Información

Confesiones de un ladrón de jabón de hotel

Confesiones de un ladrón de jabón de hotel

Para algunos, el jabón de hotel es tan valioso como la experiencia del viaje en sí.

NO HE COMPRADO una pastilla de jabón en muchos años. No, no estoy sucio. Soy un levantador de jabón de hotel. Me gusta robar jabón de hotel.

Vengo de una familia de ladrones de jabón de hotel.

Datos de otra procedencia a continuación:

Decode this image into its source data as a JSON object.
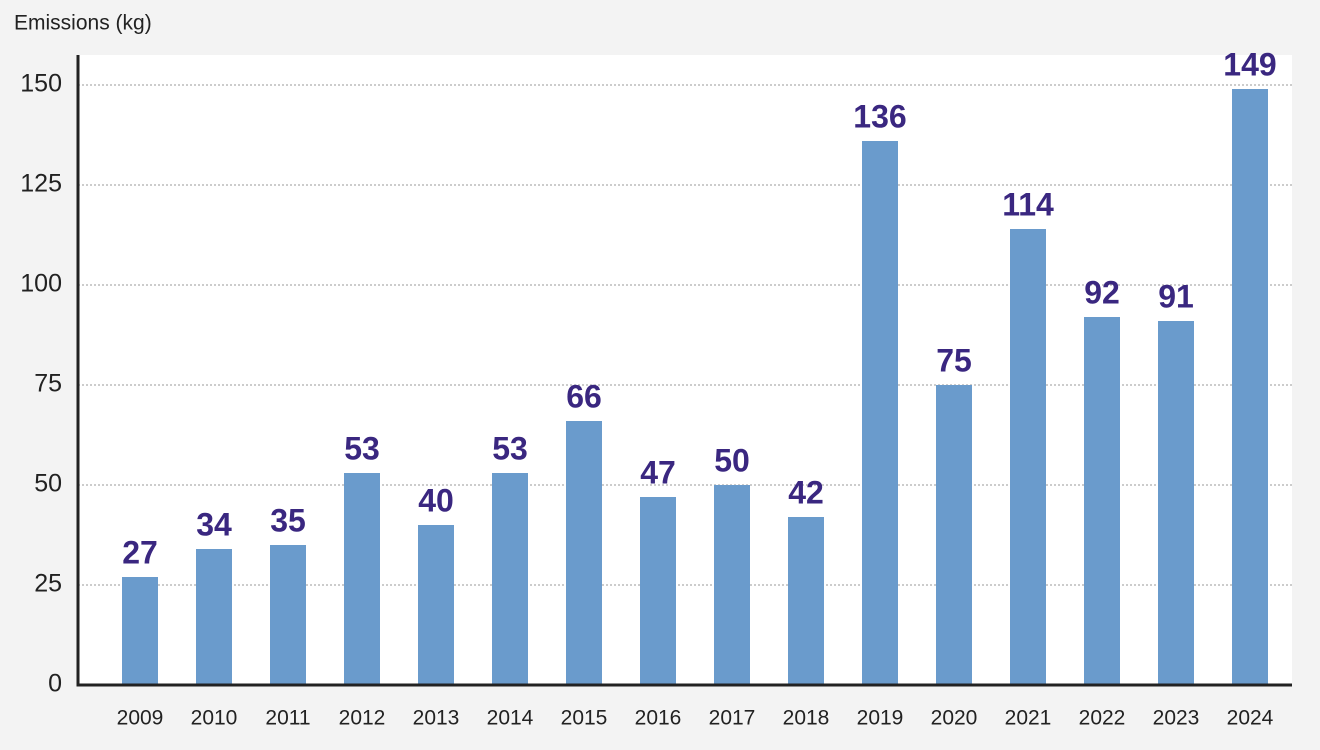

Al crecer, mi padre me dejaba ocasionalmente acompañarlo en viajes de negocios, y disfruté colocando todos los jabones de hotel robados en la cama después de regresar a casa tanto como me gustaron los viajes en sí.

La mayoría de los buenos hoteles en estos días le ofrecen dos barras: una para el lavabo y otra para la ducha. De inmediato guardaré la barra de la ducha en mi equipaje y, si es un hotel que tiene un jabón realmente bueno, también podría esconder la otra barra que estoy usando antes de que venga la criada al día siguiente con la esperanza de conseguir dos barras frescas. .

Una vez, mientras buscaba un documento en mi maleta en el vestíbulo, una pila entera de jabones cayó de mi maleta y quedó a la vista del personal de recepción.

Pero espera, se pone peor.

También tomo jabón de los carritos de la limpieza de la casa si los dejan desatendidos, o si mis lindos niños pequeños crean una distracción suficiente como para que pueda sacar un poco de debajo de las narices de las sirvientas. He empleado muchas tácticas diferentes para robar jabón: la que más me gusta es deambular por el suelo con un cubo de hielo vacío, como si estuviera buscando hielo.

Pero en estos días, conseguir jabón extra de hotel se ha convertido en una tribulación. Algunos hoteles les dan a sus sirvientas estas pequeñas cosas tipo carrito de ducha para guardar su jabón y artículos de tocador, y traen estas molestas cosas de carrito con ellas a la habitación que están limpiando. Solo me he aventurado en las habitaciones de hotel de otras personas en busca de jabón en una circunstancia muy rara: la búsqueda de jabones de muy alta calidad y con un aroma hermoso.

Es posible que otras sirvientas no tengan los caddies, pero colocarán su carrito a propósito de tal manera que sea difícil llegar al jabón y otros artículos de tocador. Algunos incluso van tan lejos como para cubrir sus golosinas con toallas o periódicos para desanimar a los ladrones como yo.

Todos estos esfuerzos por acabar con los levantadores de jabón me dicen que no soy el único al que le gusta el jabón de hotel. Me gustan menos los champús, acondicionadores y lociones de hotel porque tienden a ser de menor calidad.

Pero una pastilla de jabón, cualquier jabón, puede ser útil.

Me sorprendieron en el acto de quitar el jabón de los carritos de las criadas y, una vez, mientras buscaba un documento en mi maleta en el vestíbulo, una pila entera de jabones se cayó de mi maleta y quedó a la vista del personal de recepción.

Nadie ha dicho nunca una palabra.

Ver el vídeo: Jabón De Marsella Hecho En Casa (Octubre 2020).